While one team of physicists is devising ways to recognize wormholes that might be hiding in plain sight, another team has been studying the properties of Einstein-Rosen bridges in the lab using entangled particles in a quantum computer. The researchers believe that the paired particles not only act as a proxy for the two endpoints of a real-life wormhole, but there’s the possibility that they might be connected by an actual gravity-generated wormhole.

“We found a quantum system that exhibits key properties of a gravitational wormhole yet is sufficiently small to implement on today’s quantum hardware,” explains study co-author and Caltech Professor of Physics Maria Spiropulu. “This work constitutes a step toward a larger program of testing quantum gravity physics using a quantum computer.” Spiropulu also added that their experiment offers “a powerful testbed to exercise ideas of quantum gravity.”

The idea that there might be a connection between wormholes and quantum entanglement—a phenomenon where two (or sometimes more) particles share the same state, regardless of the distance between them—was first proposed in 2013 by theoretical physicists Juan Maldacena and Leonard Susskind. Their idea was that the quantum connection between two entangled particles is actually an Einstein-Rosen bridge—albeit one that only affects particles at the quantum level—an idea that, if true, would draw a link between the seemingly-contradictory worlds of general relativity and quantum physics.

This hypothesis led to the idea that the same phenomenon might not just be limited to the instantaneous transfer of quantum information between two points, but that it might also extend to the macroscopic world: in 2017, Harvard University physics professor Daniel Jafferis theorized that if negative energy could be used to hold a wormhole open long enough for something to pass through, the description of the gravitational process that would occur would be the same as that of the quantum teleportation process seen in quantum entanglement experiments. This hypothesis was later refined into a model called the Sachdev–Ye–Kitaev (SYK) model (named after the physicists that developed the model, Alexei Kitaev, Subir Sachdev and Jinwu Ye), where the quantum dynamics involved were equivalent to quantum gravity effects.

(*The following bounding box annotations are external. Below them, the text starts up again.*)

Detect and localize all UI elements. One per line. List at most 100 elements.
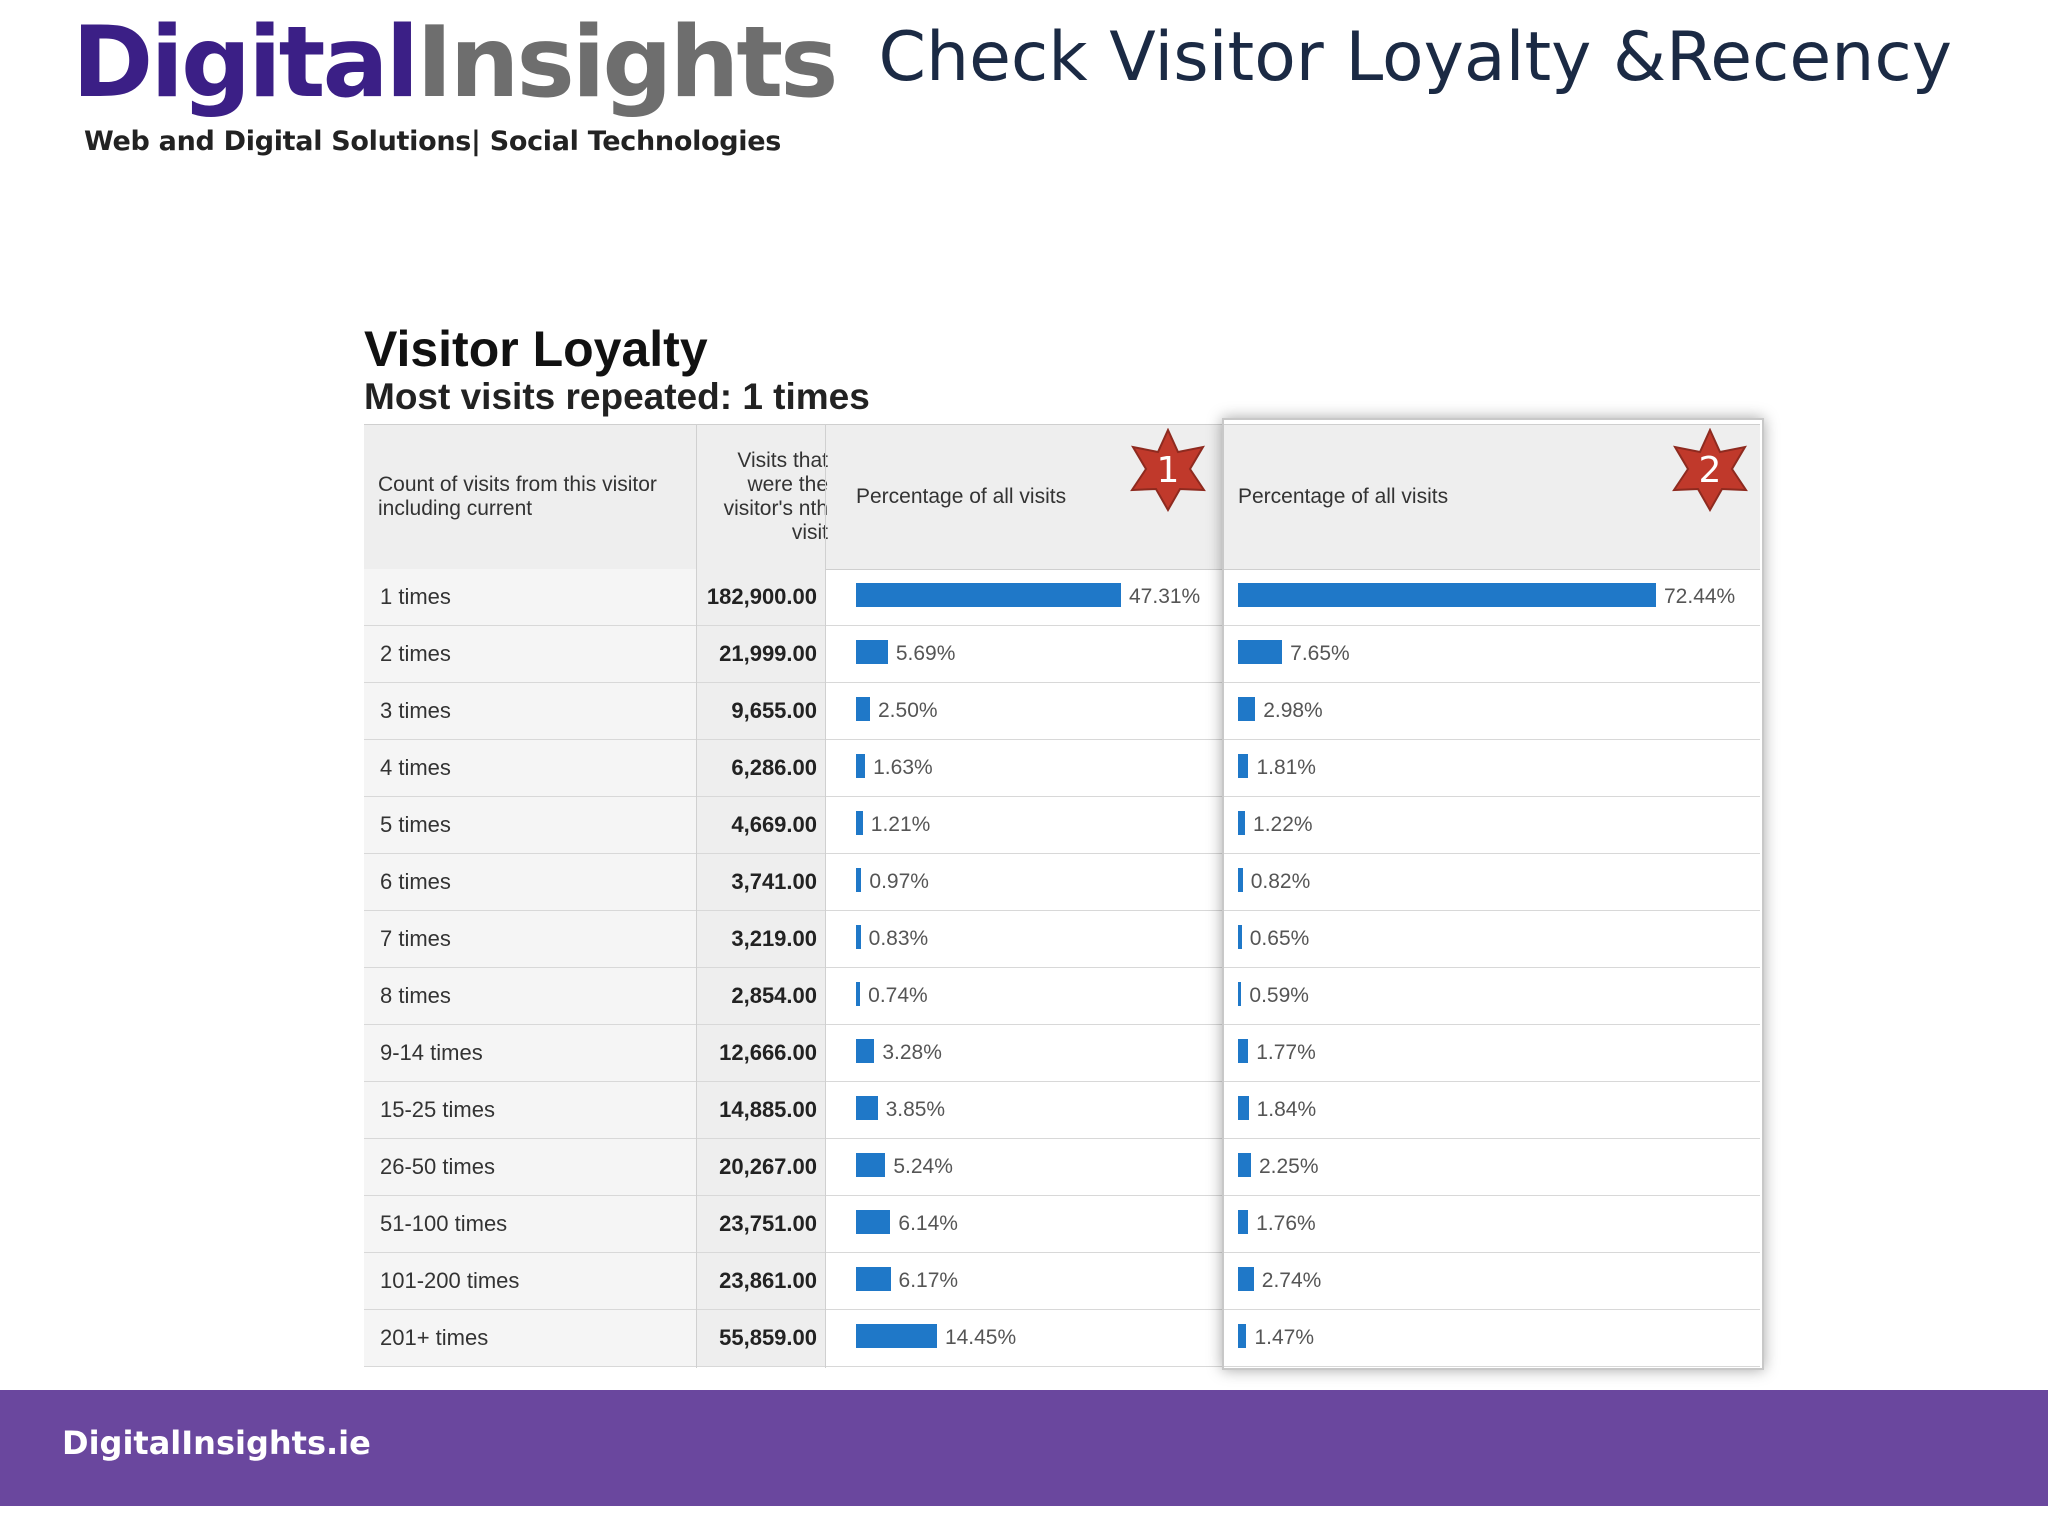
percentage-bar-1 bbox=[856, 1210, 891, 1234]
column-header-count: Count of visits from this visitor includ… bbox=[378, 473, 657, 520]
percentage-label-1: 47.31% bbox=[1129, 585, 1201, 608]
row-count-label: 7 times bbox=[364, 911, 696, 967]
percentage-bar-1 bbox=[856, 1096, 878, 1120]
table-row: 9-14 times 12,666.00 3.28% 1.77% bbox=[364, 1025, 1760, 1082]
percentage-label-2: 2.25% bbox=[1258, 1155, 1319, 1178]
percentage-label-2: 0.65% bbox=[1249, 927, 1310, 950]
percentage-label-2: 1.84% bbox=[1256, 1098, 1317, 1121]
percentage-bar-2 bbox=[1238, 1210, 1249, 1234]
star-badge-icon bbox=[1672, 427, 1748, 513]
percentage-label-2: 2.98% bbox=[1263, 699, 1323, 722]
percentage-label-1: 2.50% bbox=[878, 699, 938, 722]
percentage-bar-2 bbox=[1238, 754, 1249, 778]
table-row: 51-100 times 23,751.00 6.14% 1.76% bbox=[364, 1196, 1760, 1253]
row-visits-value: 2,854.00 bbox=[697, 968, 825, 1024]
percentage-label-1: 0.97% bbox=[869, 870, 929, 893]
percentage-bar-1 bbox=[856, 1039, 875, 1063]
percentage-label-1: 3.85% bbox=[885, 1098, 946, 1121]
comparison-panel-highlight bbox=[1222, 418, 1764, 1370]
percentage-bar-1 bbox=[856, 697, 870, 721]
row-visits-value: 3,219.00 bbox=[697, 911, 825, 967]
percentage-bar-1 bbox=[856, 868, 862, 892]
report-subtitle: Most visits repeated: 1 times bbox=[364, 376, 870, 417]
percentage-label-1: 6.14% bbox=[898, 1212, 958, 1235]
percentage-label-2: 1.22% bbox=[1253, 813, 1313, 836]
percentage-label-2: 2.74% bbox=[1261, 1269, 1322, 1292]
badge-number-1: 1 bbox=[1156, 449, 1180, 491]
percentage-label-2: 1.77% bbox=[1256, 1041, 1316, 1064]
row-count-label: 26-50 times bbox=[364, 1139, 696, 1195]
row-count-label: 6 times bbox=[364, 854, 696, 910]
badge-star-2: 2 bbox=[1668, 427, 1752, 513]
row-count-label: 1 times bbox=[364, 569, 696, 625]
percentage-bar-1 bbox=[856, 754, 866, 778]
badge-star-1: 1 bbox=[1126, 427, 1210, 513]
row-count-label: 8 times bbox=[364, 968, 696, 1024]
table-row: 15-25 times 14,885.00 3.85% 1.84% bbox=[364, 1082, 1760, 1139]
row-visits-value: 182,900.00 bbox=[697, 569, 825, 625]
logo-tagline: Web and Digital Solutions| Social Techno… bbox=[84, 126, 782, 157]
percentage-bar-2 bbox=[1238, 982, 1242, 1006]
percentage-bar-2 bbox=[1238, 1267, 1254, 1291]
logo: DigitalInsights Web and Digital Solution… bbox=[72, 14, 839, 157]
percentage-label-1: 6.17% bbox=[898, 1269, 959, 1292]
row-visits-value: 3,741.00 bbox=[697, 854, 825, 910]
table-row: 5 times 4,669.00 1.21% 1.22% bbox=[364, 797, 1760, 854]
footer-site-link[interactable]: DigitalInsights.ie bbox=[62, 1424, 371, 1462]
row-visits-value: 23,751.00 bbox=[697, 1196, 825, 1252]
percentage-label-2: 7.65% bbox=[1290, 642, 1350, 665]
percentage-label-1: 1.21% bbox=[870, 813, 931, 836]
table-row: 4 times 6,286.00 1.63% 1.81% bbox=[364, 740, 1760, 797]
table-row: 2 times 21,999.00 5.69% 7.65% bbox=[364, 626, 1760, 683]
percentage-bar-1 bbox=[856, 1153, 886, 1177]
percentage-label-2: 1.76% bbox=[1256, 1212, 1316, 1235]
table-row: 201+ times 55,859.00 14.45% 1.47% bbox=[364, 1310, 1760, 1367]
percentage-bar-2 bbox=[1238, 583, 1656, 607]
percentage-label-2: 1.47% bbox=[1254, 1326, 1315, 1349]
table-header: Count of visits from this visitor includ… bbox=[364, 424, 1760, 570]
percentage-bar-2 bbox=[1238, 1324, 1247, 1348]
logo-part-insights: Insights bbox=[416, 6, 838, 120]
visitor-loyalty-table: Count of visits from this visitor includ… bbox=[364, 424, 1760, 1368]
row-count-label: 201+ times bbox=[364, 1310, 696, 1366]
row-visits-value: 12,666.00 bbox=[697, 1025, 825, 1081]
logo-part-digital: Digital bbox=[72, 6, 419, 120]
column-header-visits: Visits that were the visitor's nth visit bbox=[723, 449, 828, 544]
row-count-label: 101-200 times bbox=[364, 1253, 696, 1309]
percentage-bar-1 bbox=[856, 583, 1121, 607]
percentage-bar-1 bbox=[856, 925, 861, 949]
percentage-label-2: 0.59% bbox=[1249, 984, 1309, 1007]
percentage-bar-1 bbox=[856, 640, 888, 664]
percentage-bar-1 bbox=[856, 1324, 937, 1348]
percentage-bar-2 bbox=[1238, 1096, 1249, 1120]
row-count-label: 5 times bbox=[364, 797, 696, 853]
slide-title: Check Visitor Loyalty &Recency bbox=[878, 18, 1953, 97]
table-row: 1 times 182,900.00 47.31% 72.44% bbox=[364, 569, 1760, 626]
column-header-percentage-2: Percentage of all visits bbox=[1238, 485, 1449, 508]
table-row: 101-200 times 23,861.00 6.17% 2.74% bbox=[364, 1253, 1760, 1310]
row-visits-value: 6,286.00 bbox=[697, 740, 825, 796]
percentage-label-1: 0.74% bbox=[868, 984, 928, 1007]
row-visits-value: 55,859.00 bbox=[697, 1310, 825, 1366]
percentage-label-1: 5.24% bbox=[893, 1155, 953, 1178]
percentage-bar-2 bbox=[1238, 1153, 1251, 1177]
table-row: 8 times 2,854.00 0.74% 0.59% bbox=[364, 968, 1760, 1025]
percentage-bar-1 bbox=[856, 811, 863, 835]
percentage-bar-2 bbox=[1238, 697, 1256, 721]
row-count-label: 9-14 times bbox=[364, 1025, 696, 1081]
percentage-bar-2 bbox=[1238, 811, 1246, 835]
row-count-label: 15-25 times bbox=[364, 1082, 696, 1138]
table-row: 7 times 3,219.00 0.83% 0.65% bbox=[364, 911, 1760, 968]
badge-number-2: 2 bbox=[1698, 449, 1722, 491]
table-row: 3 times 9,655.00 2.50% 2.98% bbox=[364, 683, 1760, 740]
footer-bar: DigitalInsights.ie bbox=[0, 1390, 2048, 1506]
percentage-label-2: 0.82% bbox=[1250, 870, 1311, 893]
row-count-label: 51-100 times bbox=[364, 1196, 696, 1252]
logo-wordmark: DigitalInsights bbox=[72, 14, 839, 112]
report-title: Visitor Loyalty bbox=[364, 321, 708, 377]
row-visits-value: 4,669.00 bbox=[697, 797, 825, 853]
percentage-label-2: 1.81% bbox=[1256, 756, 1316, 779]
percentage-bar-1 bbox=[856, 1267, 891, 1291]
row-visits-value: 9,655.00 bbox=[697, 683, 825, 739]
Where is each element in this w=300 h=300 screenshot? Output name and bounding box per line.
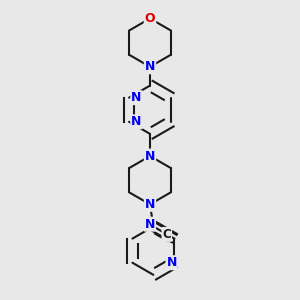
Text: N: N: [145, 60, 155, 73]
Text: N: N: [131, 115, 142, 128]
Text: N: N: [167, 256, 177, 269]
Text: C: C: [162, 228, 171, 241]
Text: N: N: [145, 149, 155, 163]
Text: O: O: [145, 12, 155, 25]
Text: N: N: [145, 198, 155, 211]
Text: N: N: [145, 218, 155, 231]
Text: N: N: [131, 91, 142, 104]
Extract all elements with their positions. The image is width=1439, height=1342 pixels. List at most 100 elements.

Five years later a team of physicists led by Jafferis is experimenting on that potential link between classic gravity-generated wormholes and quantum entanglement, using Google’s 53-qubit Sycamore quantum processor. Using a simplified version of the SYK model that preserves the model’s gravitational aspects, the researchers applied one of Sycamore’s qubits to the system, and found that information transferred from one part of the system underwent quantum teleportation to the receiving end, meaning that quantum information had traveled through a simulated gravitational wormhole.

“We performed a kind of quantum teleportation equivalent to a traversable wormhole in the gravity picture,” explained PhD student and Jafferis’ study co-lead Alexander Zlokapa. “To do this, we had to simplify the quantum system to the smallest example that preserves gravitational characteristics so we could implement it on the Sycamore quantum processor at Google.”

The quantumly-simulated wormhole exhibited behavior that would be expected to be seen in both an Einstein-Rosen bridge and a pair of entangled particles; for instance, despite there being a number of ways that the information being teleported through the model could have been transferred, the method instead bore a resemblance to how something might pass through a theoretical Einstein-Rosen bridge.

The team hopes to expand their experiment to include more complex quantum circuits, albeit ones that have yet to be built. In the meantime, they plan to continue sliding information through their simplified quantum wormholes to refine their methods.

“The relationship between quantum entanglement, spacetime, and quantum gravity is one of the most important questions in fundamental physics and an active area of theoretical research,” explained Spiropulu. “We are excited to take this small step toward testing these ideas on quantum hardware and will keep going.”